Die Klage hat das Sozialgericht mit Urteil vom 27.01.2009 als unbegründet abgewiesen.
Gegen den ablehnenden PKH-Beschluss haben die Kläger, die abzüglich der Miete über finanzielle Mittel in Höhe von 1.128,00
EUR verfügen, am 12.02.2009 Beschwerde eingelegt und auf die uneinheitliche Rechtsprechung zum Zeitpunkt der Antragstellung
auf PKH hingewiesen. Erst durch das Urteil des Bundessozialgerichts vom 17.06.2008 - B 8/9b AY 1/07 R - sei eine Klärung eingetreten.
Zu Unrecht hat das Sozialgericht Nürnberg die Gewährung von PKH unter Beiordnung der Rechtsanwältin M. mangels hinreichender
Erfolgsaussicht der Klage abgelehnt.
Gemäß §
73a SGG iVm §
114 Zivilprozessordnung (
ZPO) erhält eine Partei, die nach ihren persönlichen und wirtschaftlichen Verhältnissen die Kosten der Prozessführung nicht,
nur zum Teil oder nur in Raten aufbringen kann, auf Antrag PKH, wenn die beabsichtigte Rechtsverfolgung oder Rechtsverteidigung
hinreichende Aussicht auf Erfolg bietet und nicht mutwillig erscheint. Maßgeblicher Zeitpunkt für die Prüfung der Erfolgsaussicht
ist der Zeitpunkt der Entscheidung des Gerichts, auch des Beschwerdegerichts (vgl Leitherer in Meyer-Ladewig/Keller/Leitherer,
SGG, 9.Aufl, §
73a Rdnr 7d mwN). Es sind daher grundsätzlich die Verhältnisse und die Kenntnisse im Zeitpunkt der Beschlussfassung über die
Beschwerde maßgeblich.
Vorliegend ist zu berücksichtigen, dass das im Hauptsacheverfahren ergangene Urteil vom 27.01.2009 rechtskräftig geworden
ist. In einem derartigen Fall besteht grundsätzlich keine Veranlassung, die Erfolgsaussichten des PKH-Gesuchs losgelöst vom
rechtskräftig abgeschlossenen Hauptsacheverfahren erneut zu prüfen. Etwas anderes hat aber dann zu gelten, wenn die Bewilligungsentscheidung
pflichtwidrig verzögert worden ist und sich die Erfolgsprognose in der Zeit zwischen Entscheidungsreife und Entscheidung verschlechtert
hat (Leitherer aaO.). Vorliegend hat sich die Rechtslage zwischen der Entscheidungsreife des Antrags und der Entscheidung
des Gerichts zum Nachteil der Kläger verändert.

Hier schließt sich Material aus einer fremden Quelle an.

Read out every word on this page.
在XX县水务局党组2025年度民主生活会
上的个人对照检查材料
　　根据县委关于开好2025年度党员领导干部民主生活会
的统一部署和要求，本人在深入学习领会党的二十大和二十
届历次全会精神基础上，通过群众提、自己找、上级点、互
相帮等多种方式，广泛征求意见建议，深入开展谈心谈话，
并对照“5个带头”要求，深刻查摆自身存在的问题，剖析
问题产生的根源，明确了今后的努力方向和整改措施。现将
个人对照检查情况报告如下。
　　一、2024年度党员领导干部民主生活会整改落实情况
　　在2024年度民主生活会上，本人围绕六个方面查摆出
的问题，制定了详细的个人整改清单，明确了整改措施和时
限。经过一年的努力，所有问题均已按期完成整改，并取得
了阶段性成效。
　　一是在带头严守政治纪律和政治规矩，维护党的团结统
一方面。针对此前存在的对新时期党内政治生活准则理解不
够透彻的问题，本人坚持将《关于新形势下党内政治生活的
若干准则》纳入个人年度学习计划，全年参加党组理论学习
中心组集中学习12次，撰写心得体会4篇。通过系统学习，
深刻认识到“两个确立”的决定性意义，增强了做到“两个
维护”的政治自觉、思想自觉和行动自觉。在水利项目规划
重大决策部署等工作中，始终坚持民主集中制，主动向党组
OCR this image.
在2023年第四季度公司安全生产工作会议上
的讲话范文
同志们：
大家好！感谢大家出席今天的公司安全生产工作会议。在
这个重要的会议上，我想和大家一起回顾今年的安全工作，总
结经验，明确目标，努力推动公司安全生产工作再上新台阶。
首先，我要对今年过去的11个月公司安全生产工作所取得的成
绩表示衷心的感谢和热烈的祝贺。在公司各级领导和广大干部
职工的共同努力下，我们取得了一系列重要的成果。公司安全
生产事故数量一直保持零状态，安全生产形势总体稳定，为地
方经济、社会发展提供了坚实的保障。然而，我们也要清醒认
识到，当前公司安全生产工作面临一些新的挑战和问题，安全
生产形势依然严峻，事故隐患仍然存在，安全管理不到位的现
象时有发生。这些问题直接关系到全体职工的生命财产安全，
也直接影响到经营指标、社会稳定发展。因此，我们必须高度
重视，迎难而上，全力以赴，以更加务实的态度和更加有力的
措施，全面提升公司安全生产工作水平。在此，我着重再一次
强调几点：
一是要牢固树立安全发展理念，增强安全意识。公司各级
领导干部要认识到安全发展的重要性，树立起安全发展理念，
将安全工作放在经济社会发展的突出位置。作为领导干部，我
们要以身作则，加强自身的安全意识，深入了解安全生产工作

Entscheidungsreif war der Antrag auf PKH vom 30.04.2008 spätestens am 23.05.2008, nachdem die Stellungnahme der Beklagten
samt Akten eingegangen war. Zu diesem Zeitpunkt lagen alle für die Entscheidung über die Bewilligung erforderlichen Unterlagen
einschließlich der Erklärung über die persönlichen und wirtschaftlichen Verhältnisse vor. Zu diesem Zeitpunkt war die Rechtsprechung
zur Auslegung der ab 28.08.2007 auf 48 Monate ausgedehnten Vorbezugszeit des §
2 Abs
1 AsylbLG nicht einheitlich. Nicht nur das vom Sozialgericht zitierte Landessozialgericht Niedersachsen-Bremen, sondern auch das Landessozialgericht
für das Land Nordrhein-Westfalen hat die Ansicht vertreten, dass zur Auffüllung der 36-Monats-Frist des §
2 Abs
1 AsylbLG beispielsweise der Bezug von Leistungen nach dem Bundessozialhilfegesetz, Erwerbstätigkeit oder der Bezug höherer anderer Leistungen wie etwa Arbeitslosengeld ausreichend sei (Beschluss vom 26.04.2007
- L 20 B 4/07 AY ER -). Erst mit Urteil vom 17.06.2008 hat das Bundessozialgericht klargestellt, dass die Vorbezugszeit ausschließlich
mit Grundleistungen nach §
3 AsylbLG erfüllt werden kann. Damit hat das Bundessozialgericht über eine klärungsbedürftige Rechtsfrage entschieden, die zum Zeitpunkt
der Entscheidungsreife im Mai 2008 noch offen war. Wird in einem Rechtsstreit eine Rechtsfrage aufgeworfen, die in der Rechtsprechung
noch nicht geklärt, aber klärungsbedürftig ist, muss PKH bewilligt werden (Leitherer aaO. § 73a Rdnr 7b mwN).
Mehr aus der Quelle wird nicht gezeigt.